In terms of general R organization: I like to have a single script that recreates all work done for a project. Any project should be reproducible with a single click, including all plots or papers associated with that project.
So, to stay organized: keep a different directory for each project, each project has its own functions.R script to store non-package functions associated with that project, and each project has a master script that starts like
## myproject
source("functions.R")
source("read-data.R")
source("clean-data.R")
etc... all the way through. This should help keep everything organized, and if you get new data you just go to early scripts to fix up headers or whatever and rerun the entire project with a single click.

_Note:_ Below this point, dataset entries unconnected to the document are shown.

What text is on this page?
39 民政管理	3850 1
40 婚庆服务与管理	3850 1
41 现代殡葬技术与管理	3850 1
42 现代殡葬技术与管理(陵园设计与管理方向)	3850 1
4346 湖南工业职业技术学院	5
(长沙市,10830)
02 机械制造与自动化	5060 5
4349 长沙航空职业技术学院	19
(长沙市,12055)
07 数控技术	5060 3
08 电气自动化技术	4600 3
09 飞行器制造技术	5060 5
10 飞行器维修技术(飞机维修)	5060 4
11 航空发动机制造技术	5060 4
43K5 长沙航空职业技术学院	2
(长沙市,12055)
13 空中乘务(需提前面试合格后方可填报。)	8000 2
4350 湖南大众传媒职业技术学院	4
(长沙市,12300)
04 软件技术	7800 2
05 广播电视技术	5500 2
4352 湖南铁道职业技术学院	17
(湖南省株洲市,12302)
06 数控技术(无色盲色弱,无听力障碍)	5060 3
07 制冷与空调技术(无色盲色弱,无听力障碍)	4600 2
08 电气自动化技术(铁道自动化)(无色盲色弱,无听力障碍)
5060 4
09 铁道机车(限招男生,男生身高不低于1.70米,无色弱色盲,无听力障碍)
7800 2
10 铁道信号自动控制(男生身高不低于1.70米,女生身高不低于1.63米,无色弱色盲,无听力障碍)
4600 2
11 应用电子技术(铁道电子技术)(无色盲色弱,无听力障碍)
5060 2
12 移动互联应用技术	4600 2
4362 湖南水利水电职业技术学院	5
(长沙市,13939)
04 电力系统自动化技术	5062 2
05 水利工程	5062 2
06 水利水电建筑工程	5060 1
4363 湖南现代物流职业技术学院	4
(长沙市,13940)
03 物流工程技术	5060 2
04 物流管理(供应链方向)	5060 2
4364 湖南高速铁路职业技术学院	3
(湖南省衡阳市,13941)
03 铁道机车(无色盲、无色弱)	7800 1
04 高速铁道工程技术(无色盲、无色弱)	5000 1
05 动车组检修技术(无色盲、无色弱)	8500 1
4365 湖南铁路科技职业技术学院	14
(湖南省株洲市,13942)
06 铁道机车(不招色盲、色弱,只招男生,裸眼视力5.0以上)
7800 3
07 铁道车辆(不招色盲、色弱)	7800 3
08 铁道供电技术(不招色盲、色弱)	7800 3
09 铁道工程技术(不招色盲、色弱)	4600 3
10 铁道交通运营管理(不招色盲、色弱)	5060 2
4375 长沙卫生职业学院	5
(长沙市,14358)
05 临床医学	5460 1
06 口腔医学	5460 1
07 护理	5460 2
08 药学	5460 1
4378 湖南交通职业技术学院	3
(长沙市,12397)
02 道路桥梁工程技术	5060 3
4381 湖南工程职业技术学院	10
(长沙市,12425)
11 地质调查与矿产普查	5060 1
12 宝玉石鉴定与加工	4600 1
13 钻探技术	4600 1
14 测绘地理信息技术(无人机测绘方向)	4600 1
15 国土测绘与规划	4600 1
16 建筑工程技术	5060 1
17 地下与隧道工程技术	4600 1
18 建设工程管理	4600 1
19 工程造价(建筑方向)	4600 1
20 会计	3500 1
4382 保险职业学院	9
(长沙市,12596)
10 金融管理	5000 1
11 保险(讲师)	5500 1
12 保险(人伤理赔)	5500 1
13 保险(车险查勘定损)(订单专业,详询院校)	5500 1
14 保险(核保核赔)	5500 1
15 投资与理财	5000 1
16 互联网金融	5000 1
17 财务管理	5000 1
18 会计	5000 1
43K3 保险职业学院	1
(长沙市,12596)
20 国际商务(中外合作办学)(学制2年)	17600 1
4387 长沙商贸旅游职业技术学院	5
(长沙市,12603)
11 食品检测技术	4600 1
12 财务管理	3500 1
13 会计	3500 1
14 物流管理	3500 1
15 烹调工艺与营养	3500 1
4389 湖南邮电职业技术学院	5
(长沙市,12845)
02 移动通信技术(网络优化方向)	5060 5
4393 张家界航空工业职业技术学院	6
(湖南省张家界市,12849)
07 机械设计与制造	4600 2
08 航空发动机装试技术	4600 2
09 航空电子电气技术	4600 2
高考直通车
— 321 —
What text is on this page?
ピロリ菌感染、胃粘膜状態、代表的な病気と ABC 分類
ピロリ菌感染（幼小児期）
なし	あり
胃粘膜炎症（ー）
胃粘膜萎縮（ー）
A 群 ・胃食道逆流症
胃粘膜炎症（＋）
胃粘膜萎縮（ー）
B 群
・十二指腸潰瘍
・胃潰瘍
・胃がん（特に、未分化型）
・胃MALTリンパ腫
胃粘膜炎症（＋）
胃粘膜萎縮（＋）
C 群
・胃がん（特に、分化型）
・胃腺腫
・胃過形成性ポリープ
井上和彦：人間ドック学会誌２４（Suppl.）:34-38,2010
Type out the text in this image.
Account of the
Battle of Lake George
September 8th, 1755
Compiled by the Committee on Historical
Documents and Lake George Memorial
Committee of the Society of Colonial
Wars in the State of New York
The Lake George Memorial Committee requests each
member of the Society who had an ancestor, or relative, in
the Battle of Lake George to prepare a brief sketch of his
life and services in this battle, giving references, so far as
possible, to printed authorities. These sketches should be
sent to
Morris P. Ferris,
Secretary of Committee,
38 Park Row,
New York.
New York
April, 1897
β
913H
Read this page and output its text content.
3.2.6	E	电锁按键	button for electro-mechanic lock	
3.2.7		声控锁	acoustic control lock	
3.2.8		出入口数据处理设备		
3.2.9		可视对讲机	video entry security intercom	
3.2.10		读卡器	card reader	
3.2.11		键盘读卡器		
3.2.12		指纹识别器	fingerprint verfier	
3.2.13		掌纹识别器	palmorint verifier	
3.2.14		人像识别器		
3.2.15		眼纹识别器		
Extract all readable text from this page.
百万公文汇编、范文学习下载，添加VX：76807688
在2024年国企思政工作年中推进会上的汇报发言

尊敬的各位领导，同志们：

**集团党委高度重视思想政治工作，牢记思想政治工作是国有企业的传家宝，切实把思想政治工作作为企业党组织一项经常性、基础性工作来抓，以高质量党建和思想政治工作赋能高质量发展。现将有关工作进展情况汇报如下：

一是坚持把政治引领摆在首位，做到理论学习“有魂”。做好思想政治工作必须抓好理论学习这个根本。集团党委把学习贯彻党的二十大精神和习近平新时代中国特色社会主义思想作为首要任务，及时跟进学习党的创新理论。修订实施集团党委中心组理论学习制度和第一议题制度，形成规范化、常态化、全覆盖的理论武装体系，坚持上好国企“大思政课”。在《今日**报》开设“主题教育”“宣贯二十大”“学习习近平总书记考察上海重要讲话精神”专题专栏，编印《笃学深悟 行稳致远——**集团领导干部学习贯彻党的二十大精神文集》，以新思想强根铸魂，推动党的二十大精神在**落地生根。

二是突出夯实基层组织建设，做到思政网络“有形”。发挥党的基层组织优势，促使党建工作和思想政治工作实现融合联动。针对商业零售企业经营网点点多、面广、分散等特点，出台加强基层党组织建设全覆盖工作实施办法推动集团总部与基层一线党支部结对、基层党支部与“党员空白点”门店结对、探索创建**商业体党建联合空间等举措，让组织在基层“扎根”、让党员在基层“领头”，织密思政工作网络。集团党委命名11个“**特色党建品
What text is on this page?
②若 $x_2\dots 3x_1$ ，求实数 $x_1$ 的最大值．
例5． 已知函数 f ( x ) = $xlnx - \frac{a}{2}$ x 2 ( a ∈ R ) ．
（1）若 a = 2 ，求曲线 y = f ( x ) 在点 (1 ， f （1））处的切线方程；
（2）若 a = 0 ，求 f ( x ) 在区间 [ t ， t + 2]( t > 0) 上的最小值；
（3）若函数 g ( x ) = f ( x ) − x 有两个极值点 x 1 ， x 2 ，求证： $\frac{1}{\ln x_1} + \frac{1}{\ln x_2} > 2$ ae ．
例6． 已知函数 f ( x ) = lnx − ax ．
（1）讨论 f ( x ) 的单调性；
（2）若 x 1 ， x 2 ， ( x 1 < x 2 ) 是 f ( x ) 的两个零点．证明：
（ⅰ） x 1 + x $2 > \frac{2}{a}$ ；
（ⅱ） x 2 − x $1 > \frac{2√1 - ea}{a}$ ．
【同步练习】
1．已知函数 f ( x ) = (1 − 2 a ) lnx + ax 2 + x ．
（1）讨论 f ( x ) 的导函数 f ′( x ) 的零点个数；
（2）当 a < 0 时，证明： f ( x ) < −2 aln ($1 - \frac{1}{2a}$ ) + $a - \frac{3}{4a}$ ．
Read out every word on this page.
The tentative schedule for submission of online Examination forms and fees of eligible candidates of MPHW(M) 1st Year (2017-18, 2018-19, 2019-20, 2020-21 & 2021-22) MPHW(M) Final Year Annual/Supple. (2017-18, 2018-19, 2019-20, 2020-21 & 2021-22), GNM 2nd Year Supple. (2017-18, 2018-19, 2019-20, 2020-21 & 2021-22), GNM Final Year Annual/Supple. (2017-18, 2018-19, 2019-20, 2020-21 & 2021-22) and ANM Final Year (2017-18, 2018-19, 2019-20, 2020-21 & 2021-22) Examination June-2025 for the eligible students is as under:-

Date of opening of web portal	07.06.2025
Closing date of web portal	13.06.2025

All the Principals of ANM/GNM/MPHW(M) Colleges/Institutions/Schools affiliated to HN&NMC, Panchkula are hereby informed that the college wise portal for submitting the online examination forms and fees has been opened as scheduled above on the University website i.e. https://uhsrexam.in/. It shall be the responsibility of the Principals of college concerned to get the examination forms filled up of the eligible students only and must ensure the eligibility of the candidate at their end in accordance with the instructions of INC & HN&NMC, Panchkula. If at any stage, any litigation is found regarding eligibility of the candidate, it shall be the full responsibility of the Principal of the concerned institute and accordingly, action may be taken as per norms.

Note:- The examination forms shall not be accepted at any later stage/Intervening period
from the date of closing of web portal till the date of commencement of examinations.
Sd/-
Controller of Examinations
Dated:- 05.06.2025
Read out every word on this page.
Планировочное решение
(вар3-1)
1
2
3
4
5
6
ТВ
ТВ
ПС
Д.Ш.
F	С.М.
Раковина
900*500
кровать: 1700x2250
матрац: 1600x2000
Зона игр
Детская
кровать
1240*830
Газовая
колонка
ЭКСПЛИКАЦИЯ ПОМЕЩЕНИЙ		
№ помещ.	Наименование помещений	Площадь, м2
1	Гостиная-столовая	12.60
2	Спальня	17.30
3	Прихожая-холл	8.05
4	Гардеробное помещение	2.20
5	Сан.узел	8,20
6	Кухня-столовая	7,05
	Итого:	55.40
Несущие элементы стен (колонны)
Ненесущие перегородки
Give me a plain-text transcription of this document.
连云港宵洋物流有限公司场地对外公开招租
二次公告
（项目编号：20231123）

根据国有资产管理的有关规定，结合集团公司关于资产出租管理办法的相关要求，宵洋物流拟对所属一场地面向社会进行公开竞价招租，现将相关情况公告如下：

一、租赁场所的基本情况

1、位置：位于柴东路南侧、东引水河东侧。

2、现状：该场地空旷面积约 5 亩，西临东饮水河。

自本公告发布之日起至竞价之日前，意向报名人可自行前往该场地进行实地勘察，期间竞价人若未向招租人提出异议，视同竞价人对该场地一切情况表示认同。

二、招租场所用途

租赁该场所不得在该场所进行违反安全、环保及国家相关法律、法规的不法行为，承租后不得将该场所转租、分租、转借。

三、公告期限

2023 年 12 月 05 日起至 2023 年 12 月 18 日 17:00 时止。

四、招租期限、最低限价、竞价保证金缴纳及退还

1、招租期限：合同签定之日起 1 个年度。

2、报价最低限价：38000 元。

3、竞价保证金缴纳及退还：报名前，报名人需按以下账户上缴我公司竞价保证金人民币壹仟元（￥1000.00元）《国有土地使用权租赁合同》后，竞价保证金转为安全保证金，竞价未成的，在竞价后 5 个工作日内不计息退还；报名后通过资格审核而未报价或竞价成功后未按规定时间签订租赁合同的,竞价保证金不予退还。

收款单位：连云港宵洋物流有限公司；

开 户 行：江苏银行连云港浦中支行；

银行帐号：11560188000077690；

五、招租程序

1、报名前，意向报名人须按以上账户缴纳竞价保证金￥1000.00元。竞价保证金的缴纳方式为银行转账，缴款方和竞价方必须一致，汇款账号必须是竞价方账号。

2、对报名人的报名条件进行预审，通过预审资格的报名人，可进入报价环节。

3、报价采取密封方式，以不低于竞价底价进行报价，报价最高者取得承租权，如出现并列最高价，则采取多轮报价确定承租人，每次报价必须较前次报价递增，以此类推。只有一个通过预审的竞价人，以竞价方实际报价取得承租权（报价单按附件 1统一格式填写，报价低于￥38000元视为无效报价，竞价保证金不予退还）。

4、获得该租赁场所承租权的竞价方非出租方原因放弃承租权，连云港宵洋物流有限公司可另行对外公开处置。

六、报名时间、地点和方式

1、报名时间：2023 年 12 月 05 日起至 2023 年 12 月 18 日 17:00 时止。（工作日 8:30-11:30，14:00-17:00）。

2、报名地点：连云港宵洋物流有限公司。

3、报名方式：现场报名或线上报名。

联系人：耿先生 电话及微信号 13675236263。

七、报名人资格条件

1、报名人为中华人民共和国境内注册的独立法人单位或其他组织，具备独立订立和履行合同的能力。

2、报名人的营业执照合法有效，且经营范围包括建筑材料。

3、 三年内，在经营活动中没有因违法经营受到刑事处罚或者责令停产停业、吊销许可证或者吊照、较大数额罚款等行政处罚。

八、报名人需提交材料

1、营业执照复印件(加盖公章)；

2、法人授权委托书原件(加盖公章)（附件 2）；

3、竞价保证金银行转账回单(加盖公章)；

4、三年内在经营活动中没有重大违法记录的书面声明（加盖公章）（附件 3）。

There is a package called Project Template that helps organize and automate the typical workflow with R scripts, data files, charts, etc. There is also a number of helpful documents like this one Workflow of statistical data analysis by Oliver Kirchkamp.
If you use Emacs and ESS for your analyses, learning Org-Mode is a must. I use it to organize all my work. Here is how it integrates with R: R Source Code Blocks in Org Mode.
There is also this new free tool called Drake which is advertised as "make for data".
I think my question belies a certain level of confusion. Having looked around, as well as explored the suggestions provided so far, I have reached the conclusion that it is probably not important to know where and how a file is produced. You should in fact be able to wipe out any output, and reproduce it by rerunning code. So while I might still use the above function for extra information, it really is a question of being ruthless and indeed cleaning up folders every now and then. These ideas are more eloquently explained here. This of course does not preclude the use of Make/Drake or Project Template, which I will try to pick up on. Thanks again for the suggestions #noah and #alex!
There is also now an R package called drake (Data Frames in R for Make), independent from Factual's Drake. The R package is also a Make-like build system that links code/dependencies with output.
install.packages("drake") # It is on CRAN.
library(drake)
load_basic_example()
plot_graph(my_plan)
make(my_plan)
Like it's predecessor remake, it has the added bonus that you do not have to keep track of a cumbersome pile of files. Objects generated in R are cached during make() and can be reloaded easily.
readd(summ_regression1_small) # Read objects from the cache.
loadd(small, large) # Load objects into your R session.
print(small)
But you can still work with files as single-quoted targets. (See 'report.Rmd' and 'report.md' in my_plan from the basic example.)
There is package developed by RStudio called pins that might address this problem.